The interpreter for the S, K, I expressions uses term-rewriting graph reduction. It operates as a pattern matcher: when it sees structures like (((S x) y) z), it rewrites them as ((x z) (y z)). The implementation follows David Turner’s approach from his 1984 paper that popularized SKI graph reduction.

Here’s it’s useful to think of the concrete implementation of the SKI expression data structures. We’re using scheme dotted pairs, meaning each expression is a two element linked-cell (and because we’re using dotted pairs, the last element of the list is just a value, rather than nil).
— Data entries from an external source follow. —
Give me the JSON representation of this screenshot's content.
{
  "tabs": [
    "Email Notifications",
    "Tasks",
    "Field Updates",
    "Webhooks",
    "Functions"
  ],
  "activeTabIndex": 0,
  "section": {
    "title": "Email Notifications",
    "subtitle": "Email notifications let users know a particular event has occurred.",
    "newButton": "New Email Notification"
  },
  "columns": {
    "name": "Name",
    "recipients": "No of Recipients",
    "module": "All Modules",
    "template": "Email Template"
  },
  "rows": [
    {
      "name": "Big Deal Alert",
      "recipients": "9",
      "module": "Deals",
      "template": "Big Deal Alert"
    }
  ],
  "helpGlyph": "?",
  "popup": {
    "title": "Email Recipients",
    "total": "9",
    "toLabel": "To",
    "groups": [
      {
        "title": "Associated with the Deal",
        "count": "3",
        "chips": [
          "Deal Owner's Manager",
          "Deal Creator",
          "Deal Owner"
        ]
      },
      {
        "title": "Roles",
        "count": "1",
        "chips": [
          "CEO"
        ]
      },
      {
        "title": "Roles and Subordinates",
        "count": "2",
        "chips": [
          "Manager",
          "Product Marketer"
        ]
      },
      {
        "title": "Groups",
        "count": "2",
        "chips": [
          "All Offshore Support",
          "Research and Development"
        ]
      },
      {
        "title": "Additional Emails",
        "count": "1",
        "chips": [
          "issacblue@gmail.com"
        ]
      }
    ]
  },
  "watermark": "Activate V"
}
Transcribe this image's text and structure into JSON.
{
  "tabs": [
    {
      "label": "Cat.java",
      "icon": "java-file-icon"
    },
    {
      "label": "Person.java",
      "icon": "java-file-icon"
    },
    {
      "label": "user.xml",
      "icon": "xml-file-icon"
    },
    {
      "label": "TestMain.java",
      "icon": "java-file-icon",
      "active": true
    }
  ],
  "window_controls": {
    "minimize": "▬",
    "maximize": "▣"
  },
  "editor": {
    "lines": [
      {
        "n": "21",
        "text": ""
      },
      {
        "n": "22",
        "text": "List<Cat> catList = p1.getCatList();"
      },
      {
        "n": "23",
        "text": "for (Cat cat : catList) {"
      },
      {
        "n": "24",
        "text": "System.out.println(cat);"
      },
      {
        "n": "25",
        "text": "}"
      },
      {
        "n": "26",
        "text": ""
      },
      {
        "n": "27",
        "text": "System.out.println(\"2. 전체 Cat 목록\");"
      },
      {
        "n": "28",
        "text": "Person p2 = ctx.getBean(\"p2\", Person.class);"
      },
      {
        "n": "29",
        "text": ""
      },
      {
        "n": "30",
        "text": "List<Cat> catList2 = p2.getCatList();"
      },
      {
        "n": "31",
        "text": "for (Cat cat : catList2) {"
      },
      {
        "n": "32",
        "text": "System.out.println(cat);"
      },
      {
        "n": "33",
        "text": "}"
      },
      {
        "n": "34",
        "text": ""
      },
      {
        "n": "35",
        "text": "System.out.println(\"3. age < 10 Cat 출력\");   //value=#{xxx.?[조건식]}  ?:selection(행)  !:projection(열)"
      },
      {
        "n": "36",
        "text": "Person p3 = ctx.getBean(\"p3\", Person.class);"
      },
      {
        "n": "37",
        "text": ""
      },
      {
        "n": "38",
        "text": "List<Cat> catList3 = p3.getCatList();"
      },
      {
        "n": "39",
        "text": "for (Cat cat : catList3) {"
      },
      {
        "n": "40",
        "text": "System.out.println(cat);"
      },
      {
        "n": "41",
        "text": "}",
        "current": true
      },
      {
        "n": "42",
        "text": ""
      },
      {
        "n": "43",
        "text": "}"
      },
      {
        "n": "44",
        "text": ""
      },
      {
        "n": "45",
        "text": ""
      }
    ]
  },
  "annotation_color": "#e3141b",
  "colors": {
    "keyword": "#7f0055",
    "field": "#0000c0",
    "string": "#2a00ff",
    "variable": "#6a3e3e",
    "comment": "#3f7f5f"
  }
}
The K and I combinators operate similarly. The graph reducer walks the tree of combinator expressions and continually performs the rewrites defined by S, K, and I. Additionally, it has logic for handling addition, subtraction, multiplication, and conditionals.

I won’t get too deep in the actual execution of the graph reducer. But it uses a stack to keep track of the expressions it encounters while it walks down the left-hand terms of the graph tree. It only walks the left-hand because functions that need to be applied only appear in the left-hand position. Sometimes terms will start in a right position, like x in (((S x) y) z) but be moved to the left-hand position by the application of S.
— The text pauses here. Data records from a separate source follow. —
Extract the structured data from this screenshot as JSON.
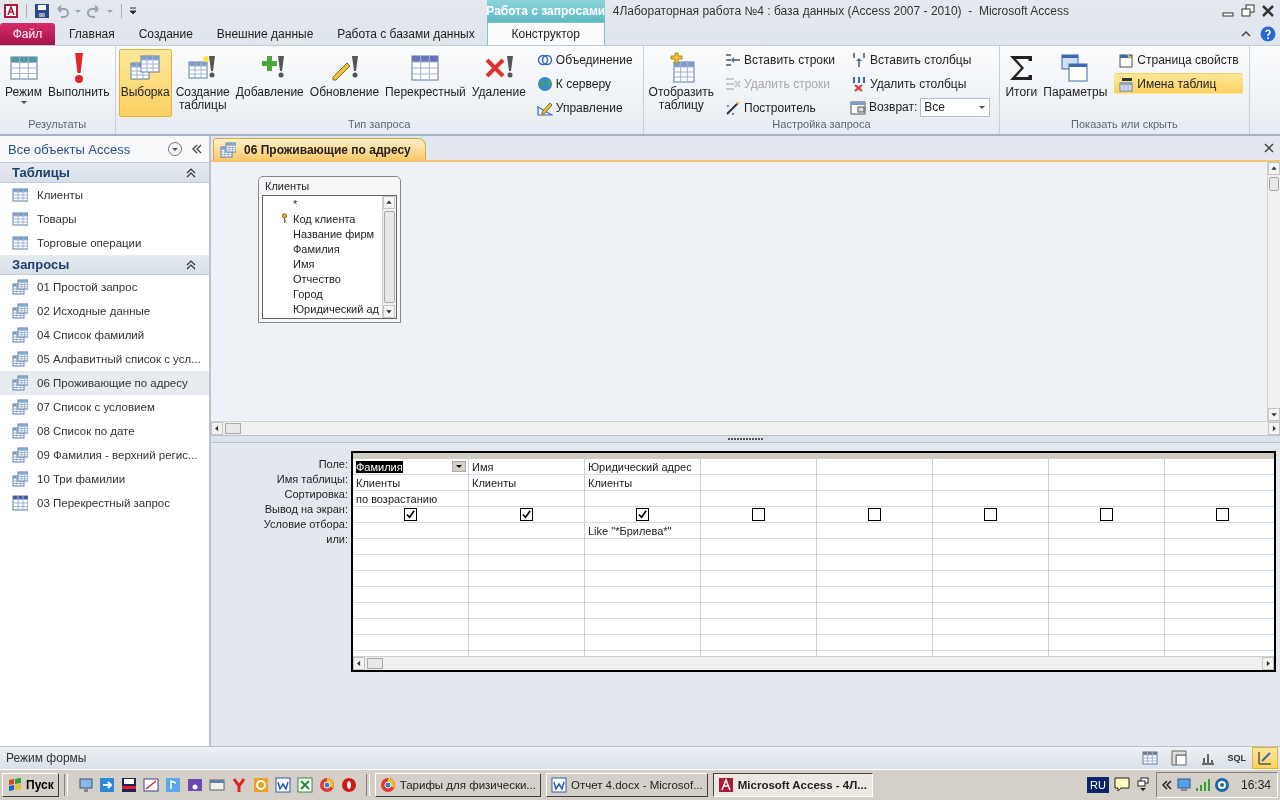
{
  "window": {
    "title": "4Лабораторная работа №4 : база данных (Access 2007 - 2010)  -  Microsoft Access"
  },
  "contextual_tab": "Работа с запросами",
  "tabs": [
    {
      "label": "Файл",
      "kind": "file",
      "selected": false
    },
    {
      "label": "Главная",
      "kind": "normal",
      "selected": false
    },
    {
      "label": "Создание",
      "kind": "normal",
      "selected": false
    },
    {
      "label": "Внешние данные",
      "kind": "normal",
      "selected": false
    },
    {
      "label": "Работа с базами данных",
      "kind": "normal",
      "selected": false
    },
    {
      "label": "Конструктор",
      "kind": "contextual",
      "selected": true
    }
  ],
  "ribbon_groups": [
    {
      "label": "Результаты",
      "columns": [
        [
          {
            "label": "Режим",
            "kind": "large",
            "menu": true,
            "selected": false
          }
        ],
        [
          {
            "label": "Выполнить",
            "kind": "large",
            "selected": false
          }
        ]
      ]
    },
    {
      "label": "Тип запроса",
      "columns": [
        [
          {
            "label": "Выборка",
            "kind": "large",
            "selected": true
          }
        ],
        [
          {
            "label": "Создание\nтаблицы",
            "kind": "large",
            "selected": false
          }
        ],
        [
          {
            "label": "Добавление",
            "kind": "large",
            "selected": false
          }
        ],
        [
          {
            "label": "Обновление",
            "kind": "large",
            "selected": false
          }
        ],
        [
          {
            "label": "Перекрестный",
            "kind": "large",
            "selected": false
          }
        ],
        [
          {
            "label": "Удаление",
            "kind": "large",
            "selected": false
          }
        ],
        [
          {
            "label": "Объединение",
            "kind": "small",
            "selected": false,
            "disabled": false
          },
          {
            "label": "К серверу",
            "kind": "small",
            "selected": false,
            "disabled": false
          },
          {
            "label": "Управление",
            "kind": "small",
            "selected": false,
            "disabled": false
          }
        ]
      ]
    },
    {
      "label": "Настройка запроса",
      "columns": [
        [
          {
            "label": "Отобразить\nтаблицу",
            "kind": "large",
            "selected": false
          }
        ],
        [
          {
            "label": "Вставить строки",
            "kind": "small",
            "selected": false,
            "disabled": false
          },
          {
            "label": "Удалить строки",
            "kind": "small",
            "selected": false,
            "disabled": true
          },
          {
            "label": "Построитель",
            "kind": "small",
            "selected": false,
            "disabled": false
          }
        ],
        [
          {
            "label": "Вставить столбцы",
            "kind": "small",
            "selected": false,
            "disabled": false
          },
          {
            "label": "Удалить столбцы",
            "kind": "small",
            "selected": false,
            "disabled": false
          },
          {
            "label": "Возврат:",
            "kind": "combo",
            "value": "Все"
          }
        ]
      ]
    },
    {
      "label": "Показать или скрыть",
      "columns": [
        [
          {
            "label": "Итоги",
            "kind": "large",
            "selected": false
          }
        ],
        [
          {
            "label": "Параметры",
            "kind": "large",
            "selected": false
          }
        ],
        [
          {
            "label": "Страница свойств",
            "kind": "small",
            "selected": false,
            "disabled": false
          },
          {
            "label": "Имена таблиц",
            "kind": "small",
            "selected": true,
            "disabled": false
          }
        ]
      ]
    }
  ],
  "navigation": {
    "title": "Все объекты Access",
    "sections": [
      {
        "title": "Таблицы",
        "expanded": true,
        "items": [
          {
            "label": "Клиенты",
            "kind": "table",
            "selected": false
          },
          {
            "label": "Товары",
            "kind": "table",
            "selected": false
          },
          {
            "label": "Торговые операции",
            "kind": "table",
            "selected": false
          }
        ]
      },
      {
        "title": "Запросы",
        "expanded": true,
        "items": [
          {
            "label": "01 Простой запрос",
            "kind": "query",
            "selected": false
          },
          {
            "label": "02 Исходные данные",
            "kind": "query",
            "selected": false
          },
          {
            "label": "04 Список фамилий",
            "kind": "query",
            "selected": false
          },
          {
            "label": "05 Алфавитный список с усл...",
            "kind": "query",
            "selected": false
          },
          {
            "label": "06 Проживающие по адресу",
            "kind": "query",
            "selected": true
          },
          {
            "label": "07 Список с условием",
            "kind": "query",
            "selected": false
          },
          {
            "label": "08 Список по дате",
            "kind": "query",
            "selected": false
          },
          {
            "label": "09 Фамилия - верхний регис...",
            "kind": "query",
            "selected": false
          },
          {
            "label": "10 Три фамилии",
            "kind": "query",
            "selected": false
          },
          {
            "label": "03 Перекрестный запрос",
            "kind": "crosstab",
            "selected": false
          }
        ]
      }
    ]
  },
  "document_tab": "06 Проживающие по адресу",
  "table_box": {
    "title": "Клиенты",
    "fields": [
      {
        "label": "*",
        "key": false
      },
      {
        "label": "Код клиента",
        "key": true
      },
      {
        "label": "Название фирм",
        "key": false
      },
      {
        "label": "Фамилия",
        "key": false
      },
      {
        "label": "Имя",
        "key": false
      },
      {
        "label": "Отчество",
        "key": false
      },
      {
        "label": "Город",
        "key": false
      },
      {
        "label": "Юридический ад",
        "key": false
      }
    ]
  },
  "grid": {
    "row_labels": [
      "Поле:",
      "Имя таблицы:",
      "Сортировка:",
      "Вывод на экран:",
      "Условие отбора:",
      "или:"
    ],
    "columns": [
      {
        "field": "Фамилия",
        "table": "Клиенты",
        "sort": "по возрастанию",
        "show": true,
        "selected": true
      },
      {
        "field": "Имя",
        "table": "Клиенты",
        "show": true,
        "selected": false
      },
      {
        "field": "Юридический адрес",
        "table": "Клиенты",
        "show": true,
        "criteria": "Like \"*Брилева*\"",
        "selected": false
      },
      {
        "show": false,
        "selected": false
      },
      {
        "show": false,
        "selected": false
      },
      {
        "show": false,
        "selected": false
      },
      {
        "show": false,
        "selected": false
      },
      {
        "show": false,
        "selected": false
      }
    ]
  },
  "status_bar": {
    "text": "Режим формы",
    "views": [
      {
        "kind": "datasheet",
        "selected": false
      },
      {
        "kind": "pivot_table",
        "selected": false
      },
      {
        "kind": "pivot_chart",
        "selected": false
      },
      {
        "kind": "sql",
        "label": "SQL",
        "selected": false
      },
      {
        "kind": "design",
        "selected": true
      }
    ]
  },
  "taskbar": {
    "start": "Пуск",
    "tasks": [
      {
        "label": "Тарифы для физически...",
        "selected": false
      },
      {
        "label": "Отчет 4.docx - Microsof...",
        "selected": false
      },
      {
        "label": "Microsoft Access - 4Л...",
        "selected": true
      }
    ],
    "language": "RU",
    "clock": "16:34"
  }
}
It also recognizes special functions for arithmetic and control flow. Unlike every other expression, the operands to these functions are executed eagerly so that concrete values can be provided the functions.

With the graph reducer, we can think of the S,K,I expressions as machine code for a virtual graph reducing machine. For example, we could right a graph reducer in Javascript, and use S,K,I programs generated by the racket code.

(define (reduce [spine '()])
  (match spine
    [(list-rest (cons 'S x) (cons _ y) (cons _ z) tail) (cons (cons (cons x z) (cons y z)) tail)]
    [(list-rest (cons 'K x) (cons _ y) tail)            (cons x tail)]
    [(list-rest (cons 'I x) tail)                       (cons x tail)]
    
    [(list-rest (cons 'Y x) tail)                    (cons (cons x (cons 'Y x)) tail)]
    
    [(list-rest (cons 'cond #t) (cons _ x) (cons _ y) w) (cons x w)]
    [(list-rest (cons 'cond #f) (cons _ x) (cons _ y) w) (cons y w)]
    
    [(list-rest (cons 'cond x) tail) (cons (cons 'cond (evaluate x)) tail)]
    
    [(list-rest (cons 'plus x) (cons _ y) w)  (cons (+ (evaluate x) (evaluate y)) w)]
    [(list-rest (cons 'minus x) (cons _ y) w) (cons (- (evaluate x) (evaluate y)) w)]
    [(list-rest (cons 'mult x) (cons _ y) w)  (cons (* (evaluate x) (evaluate y)) w)]
    
    [(list-rest (cons '= x) (cons _ y) w) (cons (= (evaluate x) (evaluate y)) w)]
    
    [(list-rest (cons 'print x) y) (begin (print (evaluate x)) (cons x y))]

    
    [(list-rest (? symbol? x) (cons _ y) z) (cons (cons x y) z)]
    [(list-rest (cons (? symbol? x) _) _) spine]
    
    [(list (cons head _) _ ...) (cons head spine)]
    [_ spine]))

(define (evaluate-spine spine)
  (let ([reduction (reduce spine)])
    (if (eq? reduction spine)
        spine
        (evaluate-spine reduction))))

(define (evaluate expr)
  (car (evaluate-spine (list expr))))

One thing to note: real-world FP systems today are not built like this. Other combinator sets besides S, K, and I generate much smaller intermediate representations, and the graph reduction technique from Turner’s 1984 paper that I implement has been surpassed by much more efficient systems.

You can read a little about why in this Lambda the Ultimate thread. Even so, I picked a SKI-combinator-based system for it’s simplicity, and the ability to work from a small number of references.